Quand ce second référendum a été organisé, contre l'avis du personnel, trois organisations syndicales, la CGT Amiens-Nord, SUD et la CFDT, ont appelé au boycott de cette consultation pour la simple et bonne raison que la question posée n'était pas la bonne. Nous considérions que lancer un second référendum était un déni de démocratie. Sur l'ensemble du personnel concerné, on comptait, pour les salariés postés – 3x8 et SDL –, 1 148 inscrits parmi lesquels 328 sont allés voter. Or pour atteindre le quorum il fallait 575 votants. Dès lors, pour le seul collège des salariés postés, le vote était caduc. Pour les salariés de jour, non concernés par les 4x8 et le changement de l'organisation du temps de travail, on comptait 307 inscrits parmi lesquels 244 sont allés voter et 91 qui ont tout de même voté contre. Si l'on ajoute ceux qui n'ont pas voté, et qui par là ont lancé un message fort, et ceux qui ont voté non, on totalise 911 personnes sur 1 455 inscrits. On est donc très loin d'un résultat favorable.
Fin 2008, la direction de Goodyear Dunlop Tires France annonce, à la suite du refus des 4x8, un plan de sauvegarde de l'emploi de 402 suppressions de postes sur l'activité tourisme. Ce PSE sera suspendu par le TGI de Nanterre.
En 2009, Goodyear annonce un nouveau PSE prévoyant cette fois-ci la suppression de 817 postes, l'arrêt de l'activité tourisme et la vente de l'activité agricole au groupe Titan, acquéreur de cette même activité aux USA en février 2005. Sur ce point, j'ai retrouvé un certain nombre d'éléments dans des rapports de 2004 du cabinet SECAFI. Il faut ainsi savoir que le groupe Titan ne s'est pas intéressé à l'activité agricole d'Amiens au moment où Goodyear annonçait la fermeture du site. Il a en effet acheté, en 2005, des sites de production au groupe Goodyear en Amérique du Nord. Or les différences entre les marchés européen et américain sont simples à comprendre. En Europe sont fabriqués des pneumatiques radiaux qui peuvent rouler dans les champs et sur la route. Aux États-Unis, les pneumatiques agricoles sont conventionnels et n'ont qu'une utilité : rouler dans les champs. Cette double caractéristique implique deux techniques de fabrication complètement différentes et la seule usine en Europe capable de produire des pneumatiques agricoles radiaux est celle du site d'Amiens-Nord.
En 2004, donc, le groupe Titan employait 1 800 personnes dans onze établissements.

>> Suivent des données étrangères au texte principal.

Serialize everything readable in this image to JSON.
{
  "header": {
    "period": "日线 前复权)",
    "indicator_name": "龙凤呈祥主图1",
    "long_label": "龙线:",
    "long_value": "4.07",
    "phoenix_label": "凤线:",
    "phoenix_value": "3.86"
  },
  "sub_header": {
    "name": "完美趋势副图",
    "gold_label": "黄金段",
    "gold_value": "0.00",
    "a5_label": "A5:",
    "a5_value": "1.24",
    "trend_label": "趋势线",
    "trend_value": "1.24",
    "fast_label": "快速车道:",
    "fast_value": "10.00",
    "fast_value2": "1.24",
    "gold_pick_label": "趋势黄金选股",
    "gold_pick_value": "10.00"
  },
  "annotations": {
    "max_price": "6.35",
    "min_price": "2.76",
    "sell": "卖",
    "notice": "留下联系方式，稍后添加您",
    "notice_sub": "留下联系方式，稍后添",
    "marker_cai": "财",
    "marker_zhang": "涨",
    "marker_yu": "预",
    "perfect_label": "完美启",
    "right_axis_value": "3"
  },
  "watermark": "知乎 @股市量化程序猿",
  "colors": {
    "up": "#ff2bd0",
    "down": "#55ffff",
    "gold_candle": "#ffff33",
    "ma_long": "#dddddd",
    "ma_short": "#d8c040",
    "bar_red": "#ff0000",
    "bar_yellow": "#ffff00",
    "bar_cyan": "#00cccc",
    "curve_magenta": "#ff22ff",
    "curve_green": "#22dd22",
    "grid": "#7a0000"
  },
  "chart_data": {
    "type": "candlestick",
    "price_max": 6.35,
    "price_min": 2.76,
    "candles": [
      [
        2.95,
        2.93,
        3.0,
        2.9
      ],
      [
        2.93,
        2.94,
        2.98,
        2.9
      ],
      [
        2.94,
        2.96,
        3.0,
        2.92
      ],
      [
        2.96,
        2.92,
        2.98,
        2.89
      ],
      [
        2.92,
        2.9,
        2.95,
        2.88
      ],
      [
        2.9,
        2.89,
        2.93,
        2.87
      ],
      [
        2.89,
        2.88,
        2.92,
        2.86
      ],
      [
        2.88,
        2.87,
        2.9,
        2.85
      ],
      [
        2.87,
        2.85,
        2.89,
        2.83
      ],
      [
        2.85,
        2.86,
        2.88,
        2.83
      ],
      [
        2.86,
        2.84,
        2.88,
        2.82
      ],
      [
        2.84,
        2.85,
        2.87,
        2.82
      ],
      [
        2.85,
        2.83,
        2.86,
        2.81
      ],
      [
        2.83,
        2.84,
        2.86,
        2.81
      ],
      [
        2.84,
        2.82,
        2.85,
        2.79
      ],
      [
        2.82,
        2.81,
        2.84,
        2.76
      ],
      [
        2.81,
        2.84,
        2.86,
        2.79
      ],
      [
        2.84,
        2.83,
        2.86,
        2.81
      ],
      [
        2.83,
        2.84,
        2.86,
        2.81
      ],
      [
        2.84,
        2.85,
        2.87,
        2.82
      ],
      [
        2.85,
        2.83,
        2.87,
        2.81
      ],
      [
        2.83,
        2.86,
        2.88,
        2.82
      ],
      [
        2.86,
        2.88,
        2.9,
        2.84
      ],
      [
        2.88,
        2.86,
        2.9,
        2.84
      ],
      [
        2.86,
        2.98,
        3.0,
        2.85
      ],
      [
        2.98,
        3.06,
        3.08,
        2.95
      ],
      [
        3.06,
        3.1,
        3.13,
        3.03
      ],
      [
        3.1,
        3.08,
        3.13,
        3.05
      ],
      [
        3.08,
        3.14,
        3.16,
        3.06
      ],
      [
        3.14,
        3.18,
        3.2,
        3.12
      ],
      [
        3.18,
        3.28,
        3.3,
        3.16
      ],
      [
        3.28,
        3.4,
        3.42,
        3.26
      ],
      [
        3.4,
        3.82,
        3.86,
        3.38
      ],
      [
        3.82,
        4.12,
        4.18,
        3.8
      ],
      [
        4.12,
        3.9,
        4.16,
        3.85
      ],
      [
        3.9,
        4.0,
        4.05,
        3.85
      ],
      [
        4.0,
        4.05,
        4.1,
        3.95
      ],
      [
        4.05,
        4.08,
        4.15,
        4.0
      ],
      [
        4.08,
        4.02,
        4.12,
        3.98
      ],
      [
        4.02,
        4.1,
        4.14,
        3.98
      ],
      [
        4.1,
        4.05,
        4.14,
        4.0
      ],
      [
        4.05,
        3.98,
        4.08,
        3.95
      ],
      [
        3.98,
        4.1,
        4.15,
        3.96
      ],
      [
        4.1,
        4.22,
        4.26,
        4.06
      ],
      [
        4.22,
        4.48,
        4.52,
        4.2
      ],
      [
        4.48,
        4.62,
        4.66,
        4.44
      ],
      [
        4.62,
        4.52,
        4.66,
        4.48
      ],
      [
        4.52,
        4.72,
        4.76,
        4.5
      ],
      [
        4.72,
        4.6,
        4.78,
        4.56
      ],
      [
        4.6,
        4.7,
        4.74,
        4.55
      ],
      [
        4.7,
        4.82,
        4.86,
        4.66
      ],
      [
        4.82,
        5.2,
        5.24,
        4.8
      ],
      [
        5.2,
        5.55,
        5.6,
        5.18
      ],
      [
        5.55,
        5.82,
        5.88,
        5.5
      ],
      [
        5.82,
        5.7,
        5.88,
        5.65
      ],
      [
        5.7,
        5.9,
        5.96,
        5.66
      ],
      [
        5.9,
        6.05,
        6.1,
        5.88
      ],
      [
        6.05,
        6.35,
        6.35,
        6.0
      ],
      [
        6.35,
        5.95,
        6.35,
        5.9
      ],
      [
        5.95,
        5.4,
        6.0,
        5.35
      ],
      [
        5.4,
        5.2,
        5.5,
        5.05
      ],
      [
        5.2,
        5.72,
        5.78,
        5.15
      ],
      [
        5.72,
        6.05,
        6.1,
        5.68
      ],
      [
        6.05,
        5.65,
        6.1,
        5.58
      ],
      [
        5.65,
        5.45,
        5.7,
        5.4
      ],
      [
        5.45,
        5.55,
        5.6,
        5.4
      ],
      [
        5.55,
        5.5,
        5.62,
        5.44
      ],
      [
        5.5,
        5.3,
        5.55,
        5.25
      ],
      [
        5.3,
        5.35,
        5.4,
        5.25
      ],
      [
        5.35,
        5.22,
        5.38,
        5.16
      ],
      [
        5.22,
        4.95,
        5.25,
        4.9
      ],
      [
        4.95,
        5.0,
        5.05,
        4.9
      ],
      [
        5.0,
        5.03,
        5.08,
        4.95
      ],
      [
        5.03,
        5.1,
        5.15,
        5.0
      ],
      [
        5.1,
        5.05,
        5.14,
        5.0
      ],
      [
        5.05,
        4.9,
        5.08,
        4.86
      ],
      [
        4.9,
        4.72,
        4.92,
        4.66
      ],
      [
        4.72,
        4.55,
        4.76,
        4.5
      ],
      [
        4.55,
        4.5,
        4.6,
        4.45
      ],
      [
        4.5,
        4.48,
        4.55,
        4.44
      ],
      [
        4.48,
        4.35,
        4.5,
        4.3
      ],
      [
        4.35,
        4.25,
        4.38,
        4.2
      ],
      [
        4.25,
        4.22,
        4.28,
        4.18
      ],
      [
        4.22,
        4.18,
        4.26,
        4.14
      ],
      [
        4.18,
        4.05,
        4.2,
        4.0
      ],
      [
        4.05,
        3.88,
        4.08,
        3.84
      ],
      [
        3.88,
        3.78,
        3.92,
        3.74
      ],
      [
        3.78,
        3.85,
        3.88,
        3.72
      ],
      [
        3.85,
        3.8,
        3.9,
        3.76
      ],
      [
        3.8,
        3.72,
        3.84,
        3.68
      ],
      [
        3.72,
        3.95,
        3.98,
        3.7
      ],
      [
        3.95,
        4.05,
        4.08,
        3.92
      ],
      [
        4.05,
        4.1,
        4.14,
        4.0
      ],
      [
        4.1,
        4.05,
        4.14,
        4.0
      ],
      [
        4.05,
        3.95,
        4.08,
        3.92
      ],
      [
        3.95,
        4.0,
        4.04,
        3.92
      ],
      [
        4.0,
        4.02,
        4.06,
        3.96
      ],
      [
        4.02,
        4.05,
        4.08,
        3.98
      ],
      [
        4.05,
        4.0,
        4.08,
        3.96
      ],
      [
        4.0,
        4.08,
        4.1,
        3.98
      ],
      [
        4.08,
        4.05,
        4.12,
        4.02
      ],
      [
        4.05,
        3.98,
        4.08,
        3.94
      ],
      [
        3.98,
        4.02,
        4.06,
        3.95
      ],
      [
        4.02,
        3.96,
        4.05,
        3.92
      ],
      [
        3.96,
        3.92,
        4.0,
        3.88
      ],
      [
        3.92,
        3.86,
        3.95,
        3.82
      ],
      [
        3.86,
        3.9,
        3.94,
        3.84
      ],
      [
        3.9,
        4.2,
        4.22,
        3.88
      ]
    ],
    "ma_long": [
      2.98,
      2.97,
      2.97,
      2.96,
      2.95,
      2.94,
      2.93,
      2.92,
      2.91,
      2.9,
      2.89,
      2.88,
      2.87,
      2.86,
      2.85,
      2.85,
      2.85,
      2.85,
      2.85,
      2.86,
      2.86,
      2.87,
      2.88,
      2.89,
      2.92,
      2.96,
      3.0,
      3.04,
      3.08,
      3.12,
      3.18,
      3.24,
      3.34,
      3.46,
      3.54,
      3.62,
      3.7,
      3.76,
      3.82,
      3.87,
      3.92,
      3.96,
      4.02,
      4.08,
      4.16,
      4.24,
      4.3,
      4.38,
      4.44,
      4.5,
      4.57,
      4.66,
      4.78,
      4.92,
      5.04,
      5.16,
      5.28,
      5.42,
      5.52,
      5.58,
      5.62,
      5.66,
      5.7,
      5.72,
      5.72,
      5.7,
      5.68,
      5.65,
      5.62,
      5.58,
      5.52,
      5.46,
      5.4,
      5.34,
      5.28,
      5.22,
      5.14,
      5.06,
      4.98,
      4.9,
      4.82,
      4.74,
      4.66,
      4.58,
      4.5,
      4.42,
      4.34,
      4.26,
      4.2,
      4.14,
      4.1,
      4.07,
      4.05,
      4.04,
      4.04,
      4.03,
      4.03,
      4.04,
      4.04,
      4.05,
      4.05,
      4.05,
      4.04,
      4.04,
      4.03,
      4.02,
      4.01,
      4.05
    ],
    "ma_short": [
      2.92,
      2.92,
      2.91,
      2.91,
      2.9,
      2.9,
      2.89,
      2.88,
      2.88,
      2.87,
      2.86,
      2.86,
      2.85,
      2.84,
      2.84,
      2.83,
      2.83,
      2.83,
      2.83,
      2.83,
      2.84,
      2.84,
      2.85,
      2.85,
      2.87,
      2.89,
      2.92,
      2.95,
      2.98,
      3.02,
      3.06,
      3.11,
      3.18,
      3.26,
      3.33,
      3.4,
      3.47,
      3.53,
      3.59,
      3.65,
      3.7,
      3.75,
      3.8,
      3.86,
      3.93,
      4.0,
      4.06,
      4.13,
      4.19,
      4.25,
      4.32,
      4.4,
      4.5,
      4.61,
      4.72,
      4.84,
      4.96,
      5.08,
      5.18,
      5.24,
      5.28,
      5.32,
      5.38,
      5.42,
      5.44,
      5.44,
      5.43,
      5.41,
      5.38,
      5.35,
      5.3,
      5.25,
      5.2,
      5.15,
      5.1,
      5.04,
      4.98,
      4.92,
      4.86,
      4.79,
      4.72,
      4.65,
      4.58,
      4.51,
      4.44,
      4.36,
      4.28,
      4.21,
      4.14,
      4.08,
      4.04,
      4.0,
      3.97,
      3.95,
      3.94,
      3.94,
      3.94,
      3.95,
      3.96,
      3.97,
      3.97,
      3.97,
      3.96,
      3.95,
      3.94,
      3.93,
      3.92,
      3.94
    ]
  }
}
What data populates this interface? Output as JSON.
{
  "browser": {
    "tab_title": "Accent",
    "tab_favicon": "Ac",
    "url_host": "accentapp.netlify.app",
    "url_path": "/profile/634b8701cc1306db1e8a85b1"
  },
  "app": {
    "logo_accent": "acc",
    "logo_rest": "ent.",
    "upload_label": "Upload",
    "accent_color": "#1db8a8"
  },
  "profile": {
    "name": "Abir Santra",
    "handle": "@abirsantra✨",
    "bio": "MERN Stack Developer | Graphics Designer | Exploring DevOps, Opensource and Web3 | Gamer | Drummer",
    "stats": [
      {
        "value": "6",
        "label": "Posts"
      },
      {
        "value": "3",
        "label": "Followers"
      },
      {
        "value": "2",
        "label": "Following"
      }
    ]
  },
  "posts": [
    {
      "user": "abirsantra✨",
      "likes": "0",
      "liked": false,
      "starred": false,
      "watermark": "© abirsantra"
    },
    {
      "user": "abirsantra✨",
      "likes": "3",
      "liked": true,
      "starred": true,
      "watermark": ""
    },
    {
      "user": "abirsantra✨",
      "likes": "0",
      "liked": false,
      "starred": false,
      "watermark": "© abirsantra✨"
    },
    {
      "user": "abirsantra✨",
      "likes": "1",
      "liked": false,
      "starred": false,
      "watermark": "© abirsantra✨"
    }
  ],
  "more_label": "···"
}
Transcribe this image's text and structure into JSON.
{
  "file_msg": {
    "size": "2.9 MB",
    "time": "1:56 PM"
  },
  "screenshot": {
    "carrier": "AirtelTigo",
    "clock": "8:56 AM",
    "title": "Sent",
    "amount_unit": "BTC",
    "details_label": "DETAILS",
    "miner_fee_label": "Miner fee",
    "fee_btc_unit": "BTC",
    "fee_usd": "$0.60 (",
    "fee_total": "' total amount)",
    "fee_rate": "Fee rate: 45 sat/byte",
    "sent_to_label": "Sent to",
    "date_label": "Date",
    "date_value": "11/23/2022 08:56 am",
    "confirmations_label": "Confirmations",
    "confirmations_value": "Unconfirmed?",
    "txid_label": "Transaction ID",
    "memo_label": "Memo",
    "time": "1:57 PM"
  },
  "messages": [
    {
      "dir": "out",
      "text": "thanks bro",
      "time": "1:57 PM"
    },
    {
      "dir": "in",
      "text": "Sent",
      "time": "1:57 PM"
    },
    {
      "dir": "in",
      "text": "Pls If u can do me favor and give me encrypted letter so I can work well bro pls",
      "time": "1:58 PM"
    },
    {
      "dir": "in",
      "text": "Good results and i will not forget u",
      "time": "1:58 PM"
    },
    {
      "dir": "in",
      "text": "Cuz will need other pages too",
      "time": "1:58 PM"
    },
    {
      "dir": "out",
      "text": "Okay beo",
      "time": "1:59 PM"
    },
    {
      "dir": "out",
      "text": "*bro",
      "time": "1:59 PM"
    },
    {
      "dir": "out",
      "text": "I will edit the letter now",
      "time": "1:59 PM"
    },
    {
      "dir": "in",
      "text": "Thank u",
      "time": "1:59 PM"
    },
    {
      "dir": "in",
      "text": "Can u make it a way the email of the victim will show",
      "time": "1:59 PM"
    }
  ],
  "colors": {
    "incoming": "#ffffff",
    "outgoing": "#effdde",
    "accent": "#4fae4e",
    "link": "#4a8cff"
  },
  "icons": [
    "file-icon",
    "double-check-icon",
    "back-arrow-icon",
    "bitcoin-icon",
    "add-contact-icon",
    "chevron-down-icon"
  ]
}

Sur sept usines de production, seulement trois conservaient une activité en 2004. Deux usines ont en effet été transformées en entrepôts de stockage – les machines et les équipements ont été mis en vente et je ne vous parle pas du personnel – et deux usines ont été mises en vente. Restaient donc quatre centres de logistique. Le groupe Titan avait acheté auparavant un site de production à Pirelli, celui de Des Moines, qui n'appartient pas au groupe Goodyear contrairement à ce qu'on a pu dire.
En 2010, 2011 et 2012 – je vous remettrai copie des ordonnances de référé –, Goodyear, par trois fois, est condamné par la justice : deux fois par le TGI de Nanterre et une fois par la cour d'appel de Versailles. À chaque fois, la justice ordonne la suspension du projet de l'arrêt l'activité tourisme et indique sans aucune ambiguïté que le plan d'affaires Titan est squelettique. Selon elle : « Le plan présenté, en ce qu'il prévoit le nombre d'emplois garantis sur seulement deux ans, ne répond pas à la question posée ; la pérennité d'une usine ne se mesure pas à l'échelle de deux ans ; l'ordonnance n'a pas été respectée de ce chef. »
Tout cela pour rappeler un point essentiel : ce n'est pas la CGT Goodyear qui a exigé, en se levant un matin, qu'il fallait un plan d'affaires d'une portée de plus de deux ans. La justice française, que je sache, s'impose à tous et c'est elle qui a ordonné au groupe Titan de nous donner de nouveaux éléments d'information, à savoir un plan d'affaires d'une portée supérieure à deux ans et certainement pas un plan d'affaires squelettique.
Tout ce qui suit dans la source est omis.